Ahireti unuttuğumuz bir dünyada kapitalizmin “üret-tüket” döngüsüne sıkışan birey, kendi varlığını başkalarının sunduğu yapay değerlerde arıyor. Bu kısır döngü, genç bir nesli görünmez prangalarla esir alıyor. Artık her yeni gün, bir cinayetle, bir ahlaksızlıkla ya da bir skandalla uyanmak toplumun alışkanlığı haline geldi. Kötülük şaşırtmıyor; çünkü sıradanlaştı.Anadolu irfanı bize yüzyıllarca şunu öğretti: Güzel olan, iyi olandı. Ancak bugün bu ilke ters yüz edilmiş durumda. Medyada sürekli olarak sergilenen çirkinlikler, insanların algısını köreltti. Gerçekte istisnai olan olaylar, sürekli tekrar edilerek olağan hale getirildi. Bu da kötülüğün norm haline gelmesine, iyiliğin ise gölgede kalmasına neden oldu.Üstelik dini ve manevi değerleri referans alarak topluma yön vermeye çalışan kişi ve yapılar da, bazı münferit hatalar üzerinden genellenerek itibarsızlaştırıldı. Medyada yansıtılan istisnalar üzerinden, tüm iyilik hareketleri toplum gözünde ötekileştirildi. Oysa kötülük bu kadar örgütlü ve yaygın bir şekilde ilerlerken, iyilerin yalnız bırakılması, bir tür sosyal intihardır.

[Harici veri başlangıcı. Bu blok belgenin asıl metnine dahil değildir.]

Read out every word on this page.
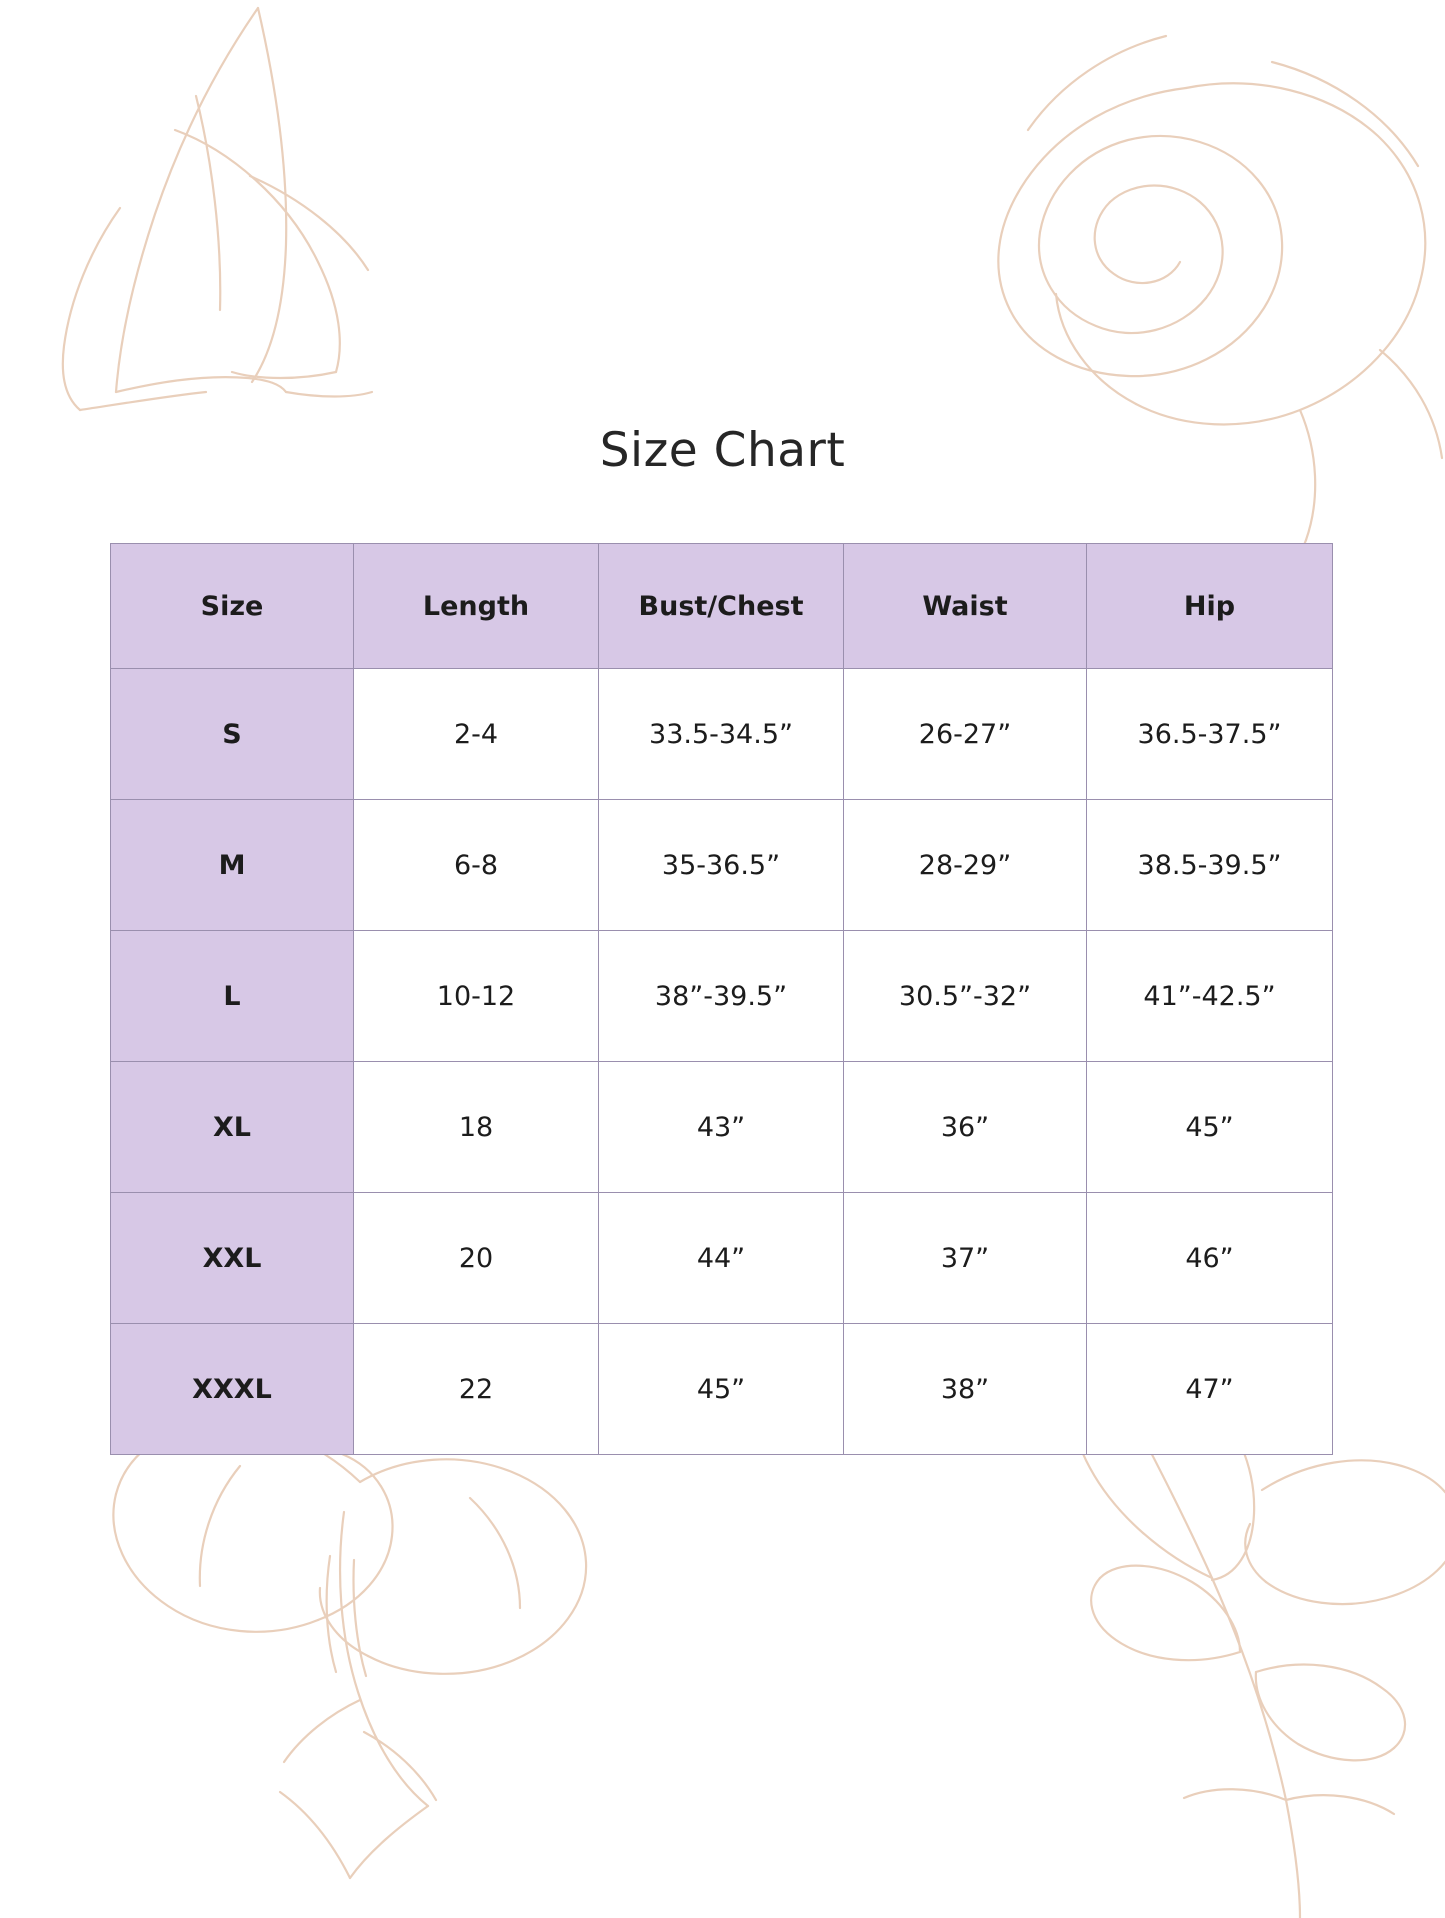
Size Chart
Size	Length	Bust/Chest	Waist	Hip
S	2-4	33.5-34.5”	26-27”	36.5-37.5”
M	6-8	35-36.5”	28-29”	38.5-39.5”
L	10-12	38”-39.5”	30.5”-32”	41”-42.5”
XL	18	43”	36”	45”
XXL	20	44”	37”	46”
XXXL	22	45”	38”	47”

Toplumun bu denli çöküşe sürüklendiği bir ortamda, yeniden ayağa kalkmanın yolu, ilahi buyruklara sıkı sıkıya sarılmaktan geçer. Çünkü insanı sadece maddi gerçeklikler değil, anlam ve değerler de ayakta tutar. Ve insan sadece beden değil; ruh da taşır. Bu hakikati Kur’an şöyle bildirir:

"Kalpler ancak Allah'ı anmakla huzur bulur." (Ra’d Suresi, 28)

İnsanı yaratan, ona doğru yolu da göstermiştir. Ancak bu yoldan sapan toplumların başına gelecek olan da yine Kur’an’da haber verilir:

“Kim Benim zikrimden yüz çevirirse, onun için sıkıntılı bir hayat vardır.” (Taha Suresi, 124)

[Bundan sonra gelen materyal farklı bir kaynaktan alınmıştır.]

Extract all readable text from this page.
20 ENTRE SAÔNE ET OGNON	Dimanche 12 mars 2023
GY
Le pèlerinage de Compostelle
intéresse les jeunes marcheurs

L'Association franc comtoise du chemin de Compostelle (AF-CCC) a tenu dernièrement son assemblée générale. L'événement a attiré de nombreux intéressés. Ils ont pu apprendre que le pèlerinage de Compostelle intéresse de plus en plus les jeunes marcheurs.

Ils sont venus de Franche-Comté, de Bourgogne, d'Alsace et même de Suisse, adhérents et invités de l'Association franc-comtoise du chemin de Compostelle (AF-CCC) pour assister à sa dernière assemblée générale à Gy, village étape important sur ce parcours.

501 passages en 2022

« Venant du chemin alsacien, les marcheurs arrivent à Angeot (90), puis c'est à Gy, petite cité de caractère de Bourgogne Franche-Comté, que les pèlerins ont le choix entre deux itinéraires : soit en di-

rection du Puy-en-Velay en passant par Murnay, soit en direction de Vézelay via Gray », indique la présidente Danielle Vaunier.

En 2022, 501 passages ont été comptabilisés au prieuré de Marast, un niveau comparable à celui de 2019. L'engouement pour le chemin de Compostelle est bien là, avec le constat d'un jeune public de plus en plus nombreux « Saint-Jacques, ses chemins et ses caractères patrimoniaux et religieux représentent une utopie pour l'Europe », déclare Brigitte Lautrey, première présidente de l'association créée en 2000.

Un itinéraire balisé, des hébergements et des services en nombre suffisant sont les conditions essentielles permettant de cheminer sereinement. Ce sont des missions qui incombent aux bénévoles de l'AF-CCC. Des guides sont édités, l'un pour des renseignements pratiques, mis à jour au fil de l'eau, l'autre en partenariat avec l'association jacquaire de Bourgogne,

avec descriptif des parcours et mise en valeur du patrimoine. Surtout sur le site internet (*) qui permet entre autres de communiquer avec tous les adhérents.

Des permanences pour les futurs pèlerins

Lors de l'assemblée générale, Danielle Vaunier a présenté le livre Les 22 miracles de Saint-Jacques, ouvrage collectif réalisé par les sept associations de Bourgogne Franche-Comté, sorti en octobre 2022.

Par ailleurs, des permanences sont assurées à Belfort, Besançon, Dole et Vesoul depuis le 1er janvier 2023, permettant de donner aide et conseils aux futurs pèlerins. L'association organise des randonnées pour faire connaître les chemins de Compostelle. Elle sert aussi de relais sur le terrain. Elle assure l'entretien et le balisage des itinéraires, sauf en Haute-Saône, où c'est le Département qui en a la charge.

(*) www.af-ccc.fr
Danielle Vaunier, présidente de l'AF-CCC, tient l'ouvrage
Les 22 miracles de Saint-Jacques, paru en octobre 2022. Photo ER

Bugün yaşadığımız toplumsal savrulmanın temelinde, hayatın merkezine Allah’ın rızasını değil, dünyanın geçici zevklerini yerleştirmemiz yatmaktadır. Halbuki toplumları ayakta tutacak olan; birlik, dirlik ve ortak değerlerdir. Ve bu değerlerin en güçlü kaynağı, ilahi buyruklardır.

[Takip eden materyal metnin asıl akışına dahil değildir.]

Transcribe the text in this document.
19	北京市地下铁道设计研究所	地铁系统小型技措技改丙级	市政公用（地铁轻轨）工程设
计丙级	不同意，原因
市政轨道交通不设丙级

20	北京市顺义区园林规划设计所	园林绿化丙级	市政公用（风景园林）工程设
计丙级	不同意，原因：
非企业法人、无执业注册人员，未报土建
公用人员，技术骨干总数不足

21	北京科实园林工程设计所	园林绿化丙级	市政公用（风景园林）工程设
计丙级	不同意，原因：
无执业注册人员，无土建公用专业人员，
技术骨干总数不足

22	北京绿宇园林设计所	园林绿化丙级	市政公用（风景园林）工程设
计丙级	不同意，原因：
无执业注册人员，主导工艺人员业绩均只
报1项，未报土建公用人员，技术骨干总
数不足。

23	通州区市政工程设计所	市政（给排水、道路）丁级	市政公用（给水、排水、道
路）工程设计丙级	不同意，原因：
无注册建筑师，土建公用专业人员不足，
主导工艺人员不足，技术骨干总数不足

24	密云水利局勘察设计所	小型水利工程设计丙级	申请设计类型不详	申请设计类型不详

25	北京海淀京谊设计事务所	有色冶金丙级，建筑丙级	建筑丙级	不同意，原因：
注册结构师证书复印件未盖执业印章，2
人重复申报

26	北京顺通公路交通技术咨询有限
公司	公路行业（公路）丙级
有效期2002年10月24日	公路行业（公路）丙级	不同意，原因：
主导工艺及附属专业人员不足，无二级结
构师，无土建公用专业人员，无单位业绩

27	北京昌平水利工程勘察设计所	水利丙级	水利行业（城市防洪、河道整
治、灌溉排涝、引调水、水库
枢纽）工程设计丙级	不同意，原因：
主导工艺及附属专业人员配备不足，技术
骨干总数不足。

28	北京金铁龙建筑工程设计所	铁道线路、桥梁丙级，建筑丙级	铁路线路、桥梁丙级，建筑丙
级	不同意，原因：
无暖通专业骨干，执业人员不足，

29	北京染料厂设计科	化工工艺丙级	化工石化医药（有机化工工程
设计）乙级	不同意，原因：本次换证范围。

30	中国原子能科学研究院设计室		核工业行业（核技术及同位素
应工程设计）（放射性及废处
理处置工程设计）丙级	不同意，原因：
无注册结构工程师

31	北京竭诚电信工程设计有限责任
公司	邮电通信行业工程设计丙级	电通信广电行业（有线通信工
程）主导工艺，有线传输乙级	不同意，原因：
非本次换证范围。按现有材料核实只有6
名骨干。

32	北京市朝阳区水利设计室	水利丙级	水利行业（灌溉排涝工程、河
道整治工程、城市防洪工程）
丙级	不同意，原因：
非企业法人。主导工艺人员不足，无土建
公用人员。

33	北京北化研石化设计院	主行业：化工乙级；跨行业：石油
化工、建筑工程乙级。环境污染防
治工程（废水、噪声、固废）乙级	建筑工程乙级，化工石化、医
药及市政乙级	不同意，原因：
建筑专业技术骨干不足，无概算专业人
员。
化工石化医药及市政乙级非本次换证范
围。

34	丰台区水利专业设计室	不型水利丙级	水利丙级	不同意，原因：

“Şüphesiz Allah, adaleti, iyiliği ve yakınlara yardım etmeyi emreder. Çirkin işleri, fenalığı ve azgınlığı yasaklar. Düşünüp öğüt alasınız diye size öğüt verir.”(Nahl Suresi, 90)

İlahi ölçüleri bir kenara itip, insan eliyle kurulmuş sistemlerin sunduğu sahte özgürlük ve mutluluk vaatlerine sarıldığımız sürece; haz, hız ve hırs girdabında yok olmaya mahkûmuz.

Bugün bir karar vermeliyiz:
Ya iyiliği yeniden ayağa kaldıracağız...
Ya da kötülüğün sıradanlaştığı bir dünyada, sessizce kendi çöküşümüzü izlemeye devam edeceğiz.